Samenvatting van het arrest

Voorrechten en immuniteiten van Europese Gemeenschappen – Ambtenaren en overige personeelsleden van Gemeenschappen – Fiscale woonplaats van echtgenoot van ambtenaar van Unie die geen eigen beroepsactiviteit uitoefent

(Protocol betreffende de voorrechten en immuniteiten van de Europese Gemeenschappen, art. 14, eerste alinea)

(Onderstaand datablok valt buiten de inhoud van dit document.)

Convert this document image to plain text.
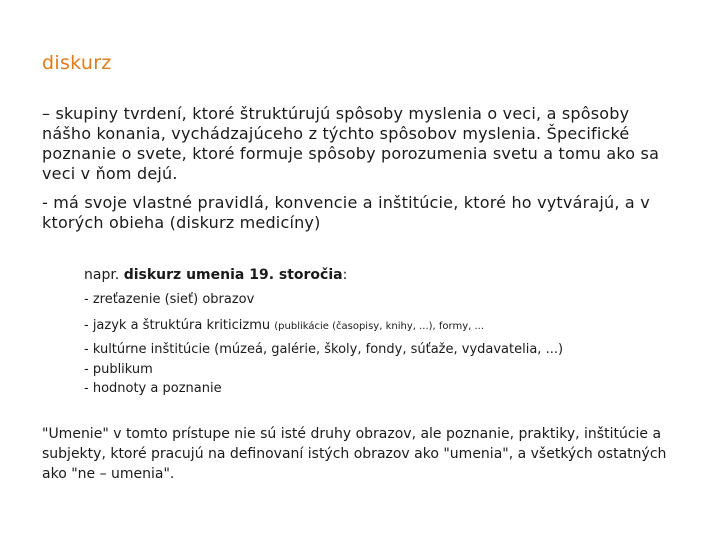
diskurz
– skupiny tvrdení, ktoré štruktúrujú spôsoby myslenia o veci, a spôsoby nášho konania, vychádzajúceho z týchto spôsobov myslenia. Špecifické poznanie o svete, ktoré formuje spôsoby porozumenia svetu a tomu ako sa veci v ňom dejú.
- má svoje vlastné pravidlá, konvencie a inštitúcie, ktoré ho vytvárajú, a v ktorých obieha (diskurz medicíny)
napr. diskurz umenia 19. storočia:
- zreťazenie (sieť) obrazov
- jazyk a štruktúra kriticizmu (publikácie (časopisy, knihy, ...), formy, ...
- kultúrne inštitúcie (múzeá, galérie, školy, fondy, súťaže, vydavatelia, ...)
- publikum
- hodnoty a poznanie
"Umenie" v tomto prístupe nie sú isté druhy obrazov, ale poznanie, praktiky, inštitúcie a subjekty, ktoré pracujú na definovaní istých obrazov ako "umenia", a všetkých ostatných ako "ne – umenia".
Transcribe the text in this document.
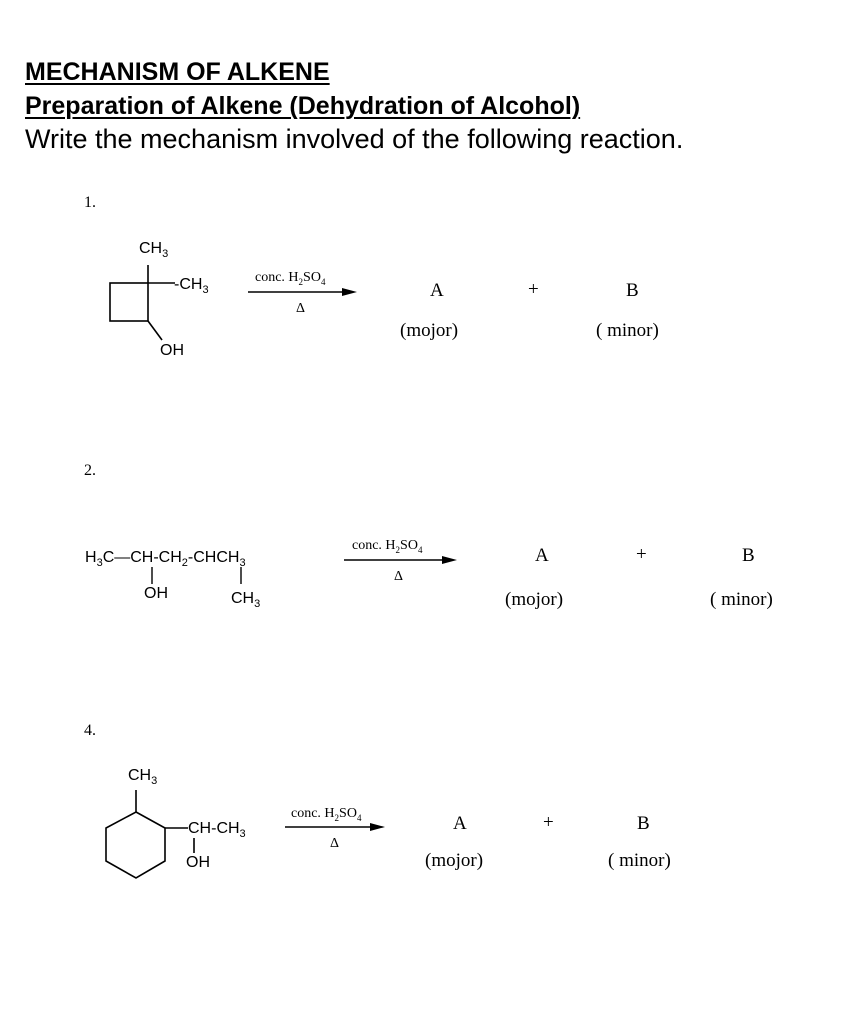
MECHANISM OF ALKENE
Preparation of Alkene (Dehydration of Alcohol)
Write the mechanism involved of the following reaction.
1.
$CH_3$
$-CH_3$
OH
conc. $H_2SO_4$
Δ
A	+	B
(mojor)	( minor)
2.
$H_3C—CH-CH_2-CHCH_3$
OH	$CH_3$
conc. $H_2SO_4$
Δ
A	+	B
(mojor)	( minor)
4.
$CH_3$
$CH-CH_3$
OH
conc. $H_2SO_4$
Δ
A	+	B
(mojor)	( minor)
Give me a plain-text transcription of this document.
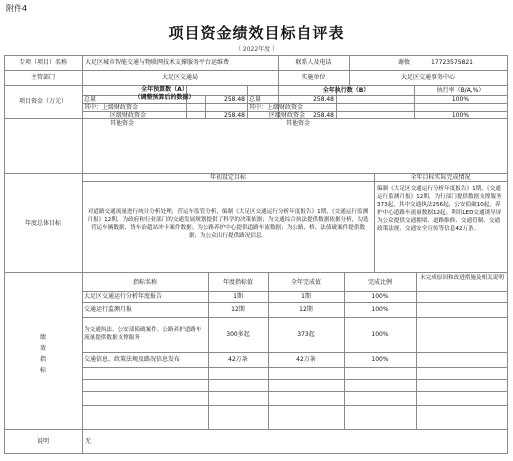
附件4
项目资金绩效目标自评表
（ 2022年度 ）
专项（项目）名称	大足区城市智能交通与物联网技术支撑服务平台运维费	联系人及电话	谢攸	17723575821
主管部门	大足区交通局	实施单位	大足区交通事务中心
项目资金（万元）
全年预算数（A）
（调整预算后的数据）
全年执行数（B）	执行率（B/A,%）
总量	258.48 总量	258.48	100%
其中：上级财政资金	其中：上级财政资金
区级财政资金	258.48	区级财政资金	258.48	100%
其他资金	其他资金
年度总体目标
年初设定目标	全年目标实际完成情况
对道路交通流量进行统计分析处理，营运车监管分析，编制《大足区交通运行分析年度报告》1期，《交通运行监测月报》12期，为政府和行业部门的交通发展规划提供了科学的决策依据；为交通综合执法提供数据依据分析，勾选营运车辆数据、货车治超站冲卡案件数据；为公路养护中心提供道路车流数据；为公路、桥、法侦破案件提供数据；为公众出行提供路况信息。
编制《大足区交通运行分析年度报告》1期、《交通运行监测月报》12期，为行部门提供数据支撑服务373起，其中交通执法256起，公安侦破10起，养护中心道路车流量数据12起。利用LED交通诱导屏为公众提供交通拥堵、道路维修、交通管制、交通政策法规、交通安全宣传等信息42万条。
绩
效
指
标
指标名称	年度指标值	全年完成值	完成比例
未完成原因和改进措施及相关说明
大足区交通运行分析年度报告	1期	1期	100%
交通运行监测月报	12期	12期	100%
为交通执法、公安部侦破案件、公路养护道路车流量提供数据支撑服务	300多起	373起	100%
交通信息、政策法规及路况信息发布	42万条	42万条	100%
说明	无
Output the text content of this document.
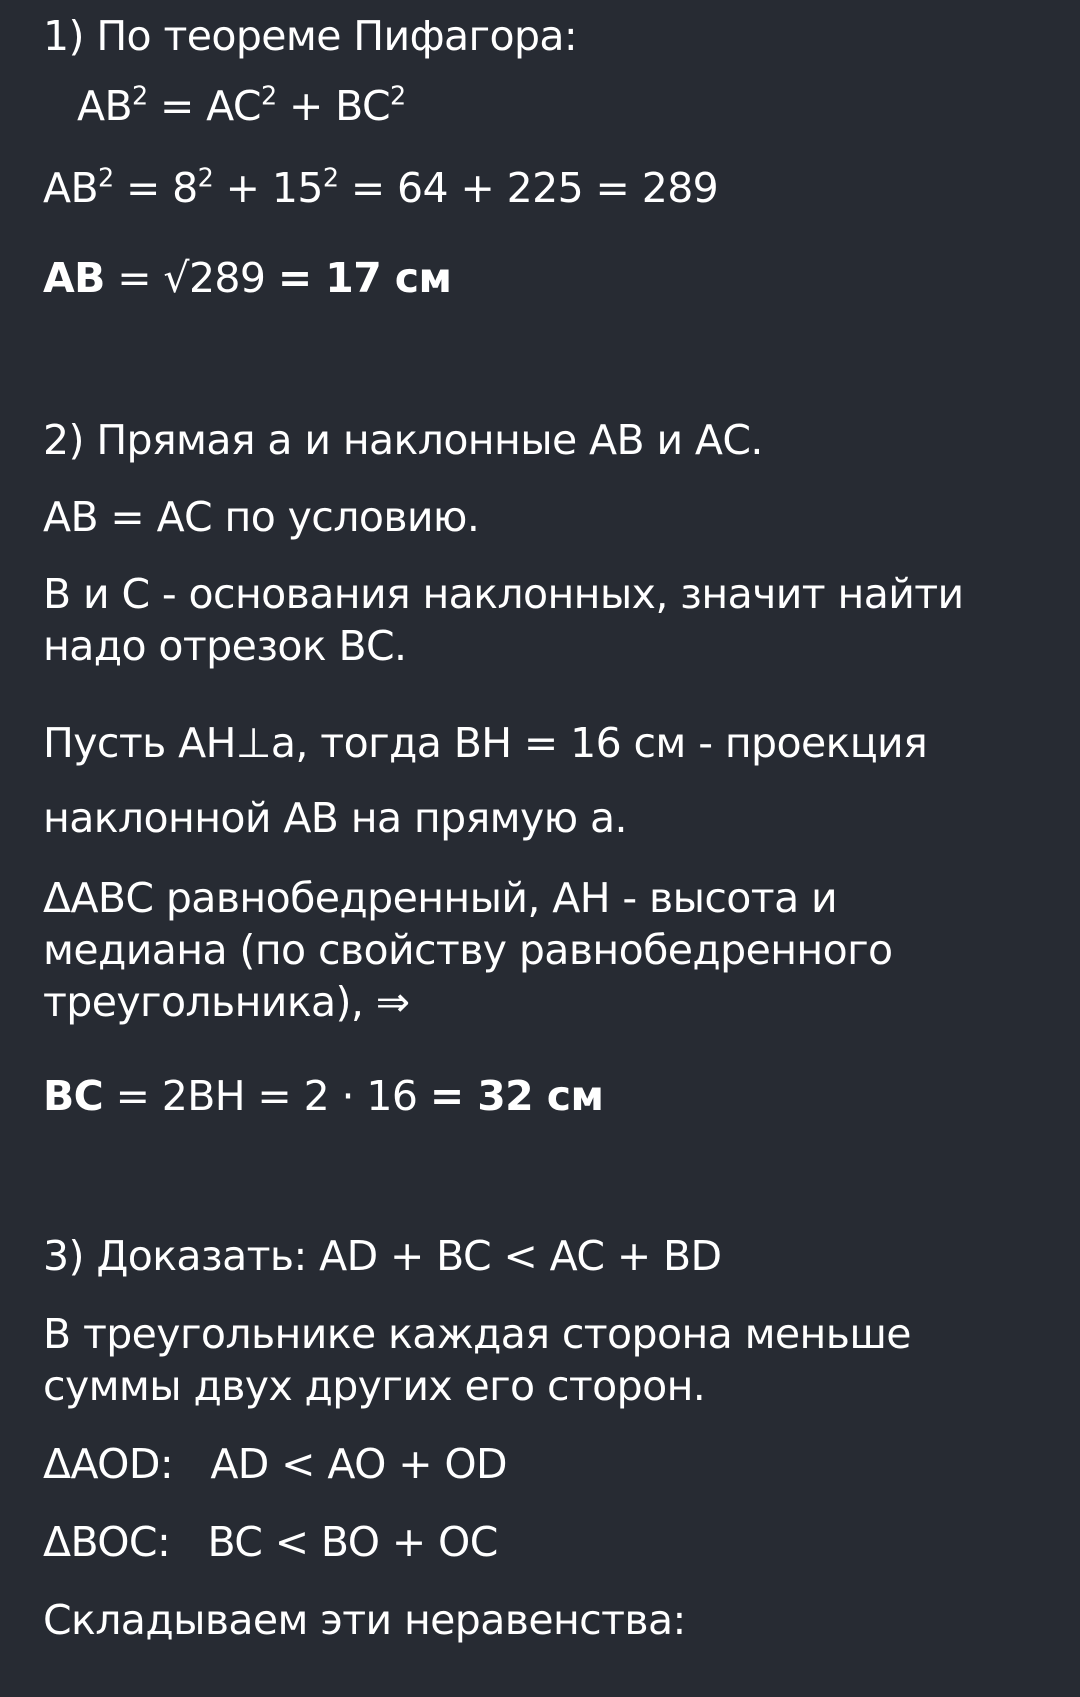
1) По теореме Пифагора:
$AB^2 = AC^2 + BC^2$
$AB^2 = 8^2 + 15^2 = 64 + 225 = 289$
AB = √289 = 17 см
2) Прямая а и наклонные АВ и АС.
АВ = АС по условию.
В и С - основания наклонных, значит найти
надо отрезок ВС.
Пусть AH⊥a, тогда ВН = 16 см - проекция
наклонной АВ на прямую а.
ΔАВС равнобедренный, АН - высота и
медиана (по свойству равнобедренного
треугольника), ⇒
ВС = 2ВН = 2 · 16 = 32 см
3) Доказать: AD + BC < AC + BD
В треугольнике каждая сторона меньше
суммы двух других его сторон.
ΔAOD:   AD < AO + OD
ΔBOC:   BC < BO + OC
Складываем эти неравенства:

Artikel 14, eerste alinea, van het Protocol betreffende de voorrechten en immuniteiten van de Europese Gemeenschappen moet aldus worden uitgelegd dat de echtgenoot van een persoon, die alleen omdat laatstgenoemde in dienst treedt bij de Unie zijn woonplaats vestigt op het grondgebied van een andere lidstaat dan die waarin hij op het moment van indiensttreding van die persoon bij de Unie zijn fiscale woonplaats had, wordt geacht zijn fiscale woonplaats in laatstgenoemde lidstaat te hebben behouden, indien hij geen eigen beroepsactiviteit uitoefent.

(cf. punt 22 en dictum)







ARREST VAN HET HOF (Vijfde kamer)

28 juli 2011 (*)

„Protocol betreffende voorrechten en immuniteiten van Europese Gemeenschappen – Artikel 14, eerste alinea – Bepaling van fiscale woonplaats van echtgenoot van ambtenaar van Unie – Nationale wettelijke regeling die voorschrijft dat hij die gedurende drie jaar in het buitenland heeft gewoond, niet langer wordt aangemerkt als woonachtig in het land en dus niet langer onbeperkt belastingplichtig is”

In zaak C-270/10,

betreffende een verzoek om een prejudiciële beslissing krachtens artikel 267 VWEU, ingediend door de Korkein hallinto-oikeus (Finland) bij beslissing van 27 mei 2010, binnengekomen bij het Hof op 31 mei 2010, in de procedure ingeleid door

Lotta Gistö,

wijst

HET HOF (Vijfde kamer),

samengesteld als volgt: J.-J. Kasel (rapporteur), kamerpresident, A. Borg Barthet en M. Ilešič, rechters,

advocaat-generaal: P. Cruz Villalón,

griffier: A. Calot Escobar,

gezien de stukken,

gelet op de opmerkingen van:

–        de Finse regering, vertegenwoordigd door J. Heliskoski als gemachtigde,

–        de Estse regering, vertegenwoordigd door M. Linntam als gemachtigde,

–        de Europese Commissie, vertegenwoordigd door I. Koskinen, D. Martin en M.-I. Martínez del Peral als gemachtigden,

gelet op de beslissing, de advocaat-generaal gehoord, om de zaak zonder conclusie te berechten,

het navolgende

Arrest

1        Het verzoek om een prejudiciële beslissing betreft de uitlegging van artikel 14, eerste alinea, van het Protocol betreffende de voorrechten en immuniteiten van de Europese Gemeenschappen, aanvankelijk gehecht aan het Verdrag tot instelling van één Raad en één Commissie welke de Europese Gemeenschappen gemeen hebben (PB 1967, 152, blz. 13), en vervolgens, krachtens het Verdrag van Amsterdam, aan het EG-Verdrag (hierna: „Protocol”).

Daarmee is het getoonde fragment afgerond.